Four friends, all professional women, started the group in Akron 1995. They were hoping to reach out to a culture whose members were often reluctant to ask for help. One of the founders, May Chen, was a resettlement supervisor for the International Institute of Akron, which was resettling refugees from United Nations refugee camps in Southeast Asia. Chen was aware that the new arrivals faced a bewildering experience and that resettlement agencies often neglected to address many of their educational, social and health issues. She was specially motivated to help. Her parents had fled communist China for Hong Kong and she sympathized with people forced to flee their homelands.  Chen became ASIA’s first executive director.  The agency started with modest ambitions, focusing on afterschool tutoring for children and providing health prevention programs for their parents.
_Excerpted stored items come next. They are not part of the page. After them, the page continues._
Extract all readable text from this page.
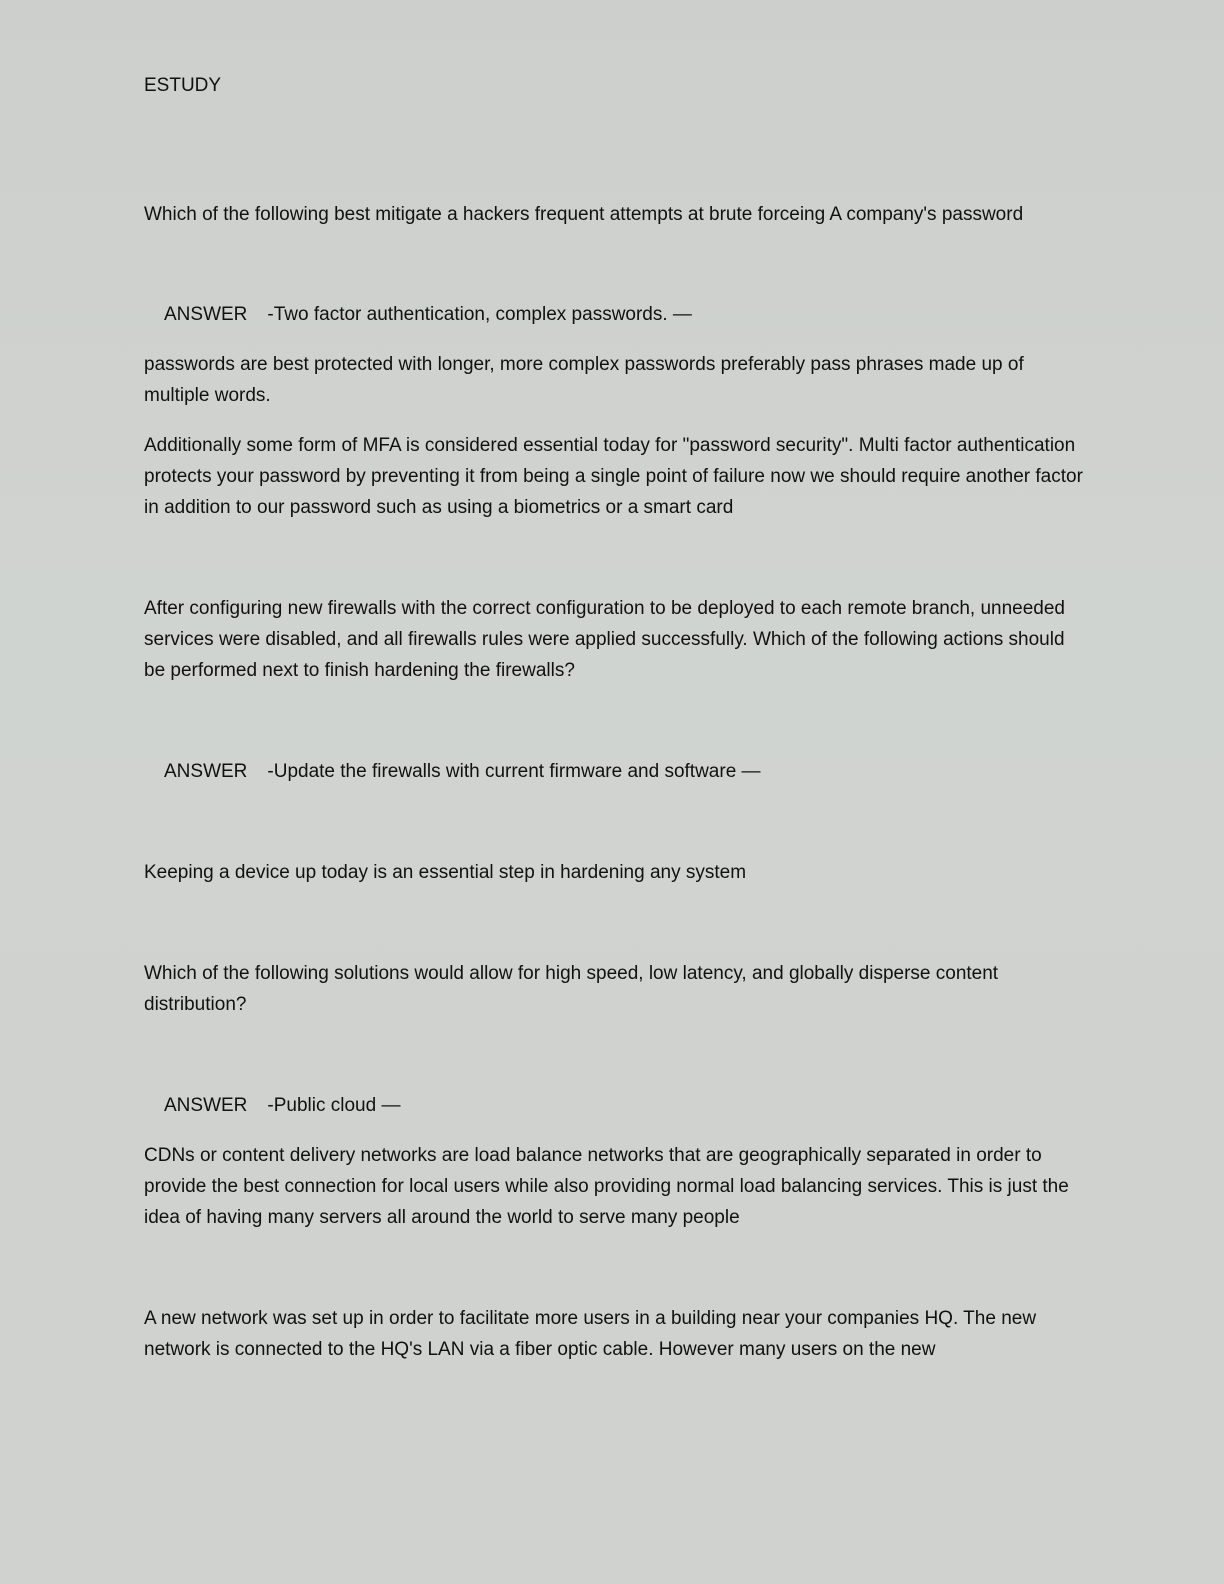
ESTUDY

Which of the following best mitigate a hackers frequent attempts at brute forceing A company's password

ANSWER -Two factor authentication, complex passwords. —

passwords are best protected with longer, more complex passwords preferably pass phrases made up of multiple words.

Additionally some form of MFA is considered essential today for "password security". Multi factor authentication protects your password by preventing it from being a single point of failure now we should require another factor in addition to our password such as using a biometrics or a smart card

After configuring new firewalls with the correct configuration to be deployed to each remote branch, unneeded services were disabled, and all firewalls rules were applied successfully. Which of the following actions should be performed next to finish hardening the firewalls?

ANSWER -Update the firewalls with current firmware and software —

Keeping a device up today is an essential step in hardening any system

Which of the following solutions would allow for high speed, low latency, and globally disperse content distribution?

ANSWER -Public cloud —

CDNs or content delivery networks are load balance networks that are geographically separated in order to provide the best connection for local users while also providing normal load balancing services. This is just the idea of having many servers all around the world to serve many people

A new network was set up in order to facilitate more users in a building near your companies HQ. The new network is connected to the HQ's LAN via a fiber optic cable. However many users on the new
But as the immigrant community grew, so did ASIA, as Chen garnered supporters and key recruits.

In 2003, Michael Byun, a young Korean American with a background in community organizing, joined the agency as a program manager. He played leadership roles for the next 15 years—serving as deputy director and finally CEO—before leaving the agency in 2018.  Byun led ASIA’s expansion to Cleveland, where the Asian immigrant community was growing rapidly with refugees. Between 2010 and 2018, more than 8,000 Bhutanese refugees were resettled in Ohio and nearly 900 moved to Cleveland. Secondary migration from other areas of the country swelled the  number of Bhutanese residents in Northeast Ohio to more than 4,000, according to local refugee service officials. The new arrivals needed basic health services in languages seldom heard before in the region. ASIA staff became aware of earlier arriving Chinese immigrants taking eight-hour bus trips to New York City to see doctors who spoke their language.

In 2013, ASIA opened its International Community Health Center, ICHC, in rental space in Cleveland’s ASIATOWN. The clinic sought to offer linguistically and culturally appropriate healthcare to the new arrivals. In 2016, ASIA opened a second clinic near downtown Akron.
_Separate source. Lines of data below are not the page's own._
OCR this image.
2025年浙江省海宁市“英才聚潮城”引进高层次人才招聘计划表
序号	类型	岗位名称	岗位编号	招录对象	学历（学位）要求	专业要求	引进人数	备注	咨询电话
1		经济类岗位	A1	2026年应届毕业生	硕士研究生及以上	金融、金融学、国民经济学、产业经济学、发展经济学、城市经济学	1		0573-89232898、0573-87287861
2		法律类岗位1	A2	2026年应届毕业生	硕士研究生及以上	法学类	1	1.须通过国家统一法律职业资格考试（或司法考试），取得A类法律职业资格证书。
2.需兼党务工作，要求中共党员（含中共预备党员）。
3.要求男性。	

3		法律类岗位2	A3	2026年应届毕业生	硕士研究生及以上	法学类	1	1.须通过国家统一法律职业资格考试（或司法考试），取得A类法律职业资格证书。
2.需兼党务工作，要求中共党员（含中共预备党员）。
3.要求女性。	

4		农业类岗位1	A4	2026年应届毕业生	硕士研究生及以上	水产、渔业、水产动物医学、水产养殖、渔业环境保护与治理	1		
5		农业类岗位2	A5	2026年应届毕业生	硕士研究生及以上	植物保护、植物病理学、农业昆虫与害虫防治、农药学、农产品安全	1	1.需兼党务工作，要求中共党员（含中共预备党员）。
By 2018, the agency was serving 58,000 clients and patients through more than 60 programs and services annually, with a language capacity of some 55 ethnic dialects.
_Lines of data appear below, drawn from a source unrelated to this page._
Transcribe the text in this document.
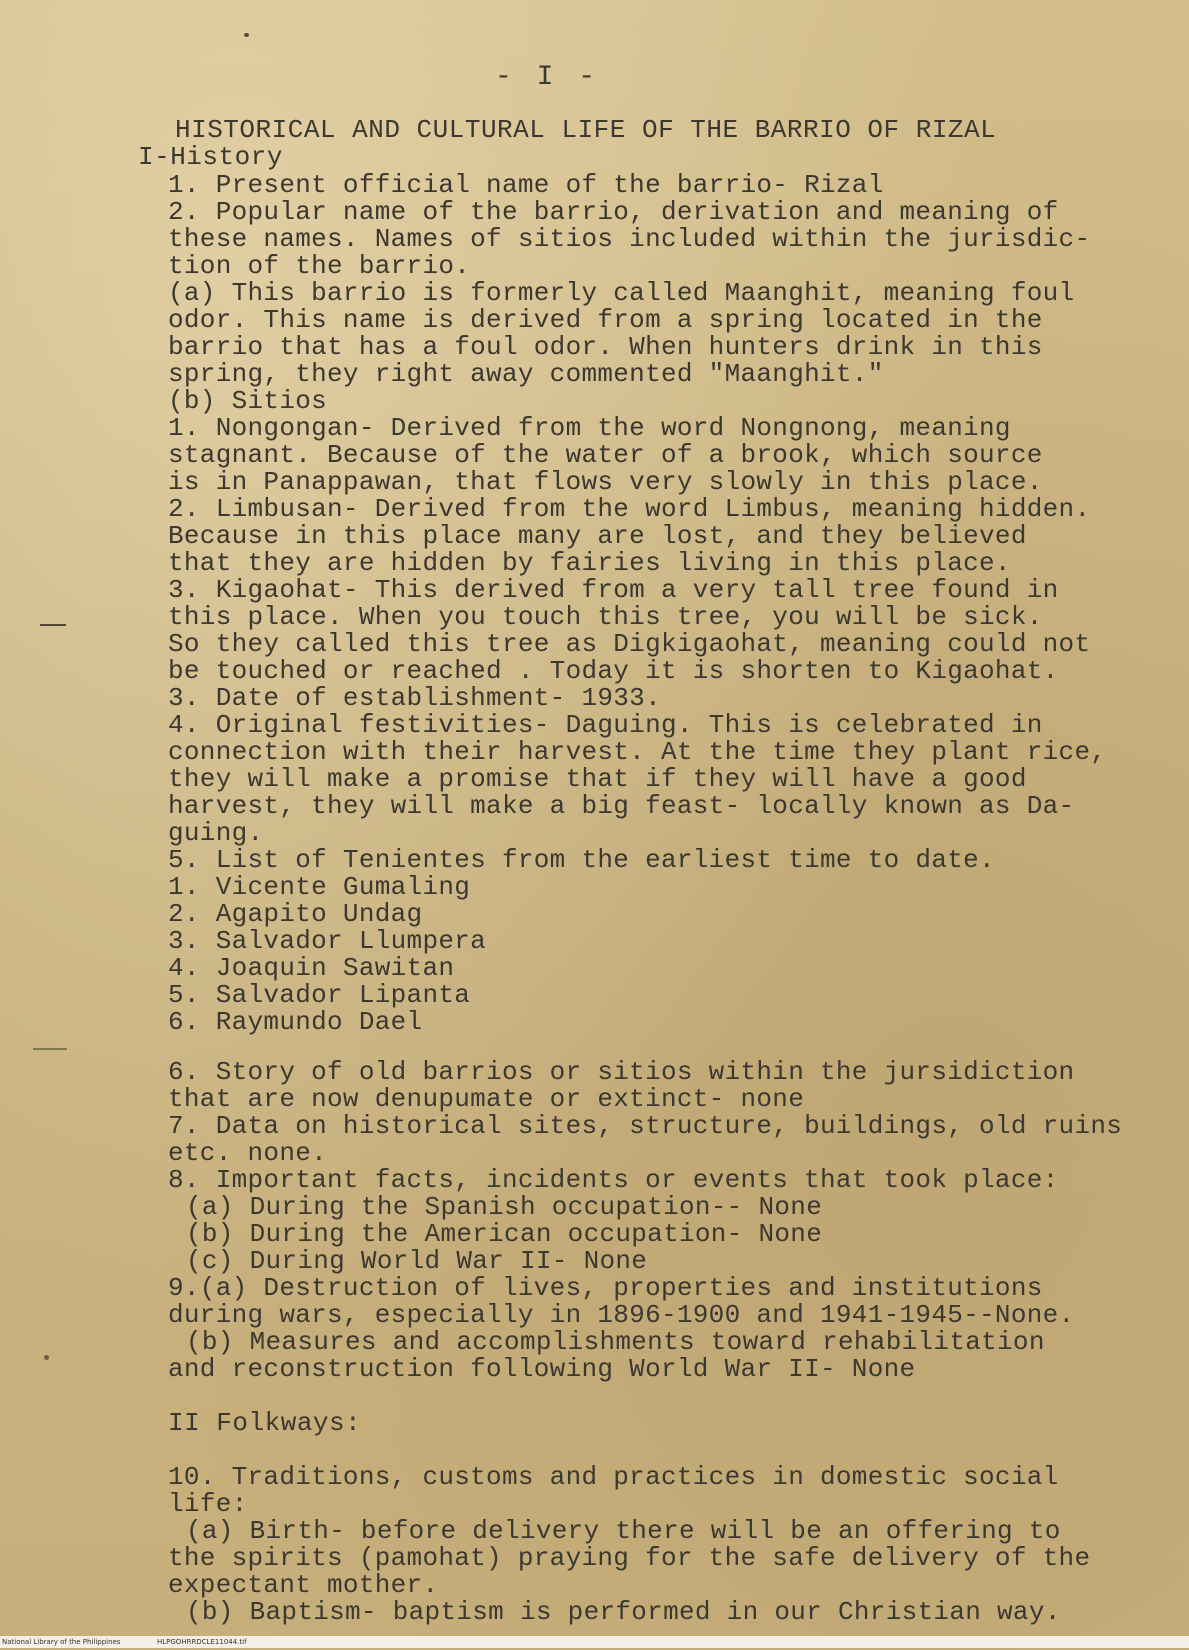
- I -
HISTORICAL AND CULTURAL LIFE OF THE BARRIO OF RIZAL
I-History
1. Present official name of the barrio- Rizal
2. Popular name of the barrio, derivation and meaning of
these names. Names of sitios included within the jurisdic-
tion of the barrio.
(a) This barrio is formerly called Maanghit, meaning foul
odor. This name is derived from a spring located in the
barrio that has a foul odor. When hunters drink in this
spring, they right away commented "Maanghit."
(b) Sitios
1. Nongongan- Derived from the word Nongnong, meaning
stagnant. Because of the water of a brook, which source
is in Panappawan, that flows very slowly in this place.
2. Limbusan- Derived from the word Limbus, meaning hidden.
Because in this place many are lost, and they believed
that they are hidden by fairies living in this place.
3. Kigaohat- This derived from a very tall tree found in
this place. When you touch this tree, you will be sick.
So they called this tree as Digkigaohat, meaning could not
be touched or reached . Today it is shorten to Kigaohat.
3. Date of establishment- 1933.
4. Original festivities- Daguing. This is celebrated in
connection with their harvest. At the time they plant rice,
they will make a promise that if they will have a good
harvest, they will make a big feast- locally known as Da-
guing.
5. List of Tenientes from the earliest time to date.
1. Vicente Gumaling
2. Agapito Undag
3. Salvador Llumpera
4. Joaquin Sawitan
5. Salvador Lipanta
6. Raymundo Dael
6. Story of old barrios or sitios within the jursidiction
that are now denupumate or extinct- none
7. Data on historical sites, structure, buildings, old ruins
etc. none.
8. Important facts, incidents or events that took place:
(a) During the Spanish occupation-- None
(b) During the American occupation- None
(c) During World War II- None
9.(a) Destruction of lives, properties and institutions
during wars, especially in 1896-1900 and 1941-1945--None.
(b) Measures and accomplishments toward rehabilitation
and reconstruction following World War II- None
II Folkways:
10. Traditions, customs and practices in domestic social
life:
(a) Birth- before delivery there will be an offering to
the spirits (pamohat) praying for the safe delivery of the
expectant mother.
(b) Baptism- baptism is performed in our Christian way.
National Library of the Philippines	HLPGOHRRDCLE11044.tif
In 2019, Elaine Tso became ASIA’s third chief executive officer, succeeding Byun. An attorney from the Filipino American community, Tso had served ASIA as a board member, board president and interim CEO. As CEO of ASIA, she directed a staff of nearly 80 supported by a budget of about $5.5 million.  Also in 2019, ASIA opened a new Akron services center, the C.F. and May Chen Community Center, named for May Chen and her husband, Chun Fu Chen. The new center housed all of ASIA’s Akron’s health and social services in a single complex near North Hill, the heart of the city’s Asian immigrant community.

As of 2019, ASIA planned to open a newly renovated health clinic in Asia Plaza in Cleveland’s AsiaTown in 2020.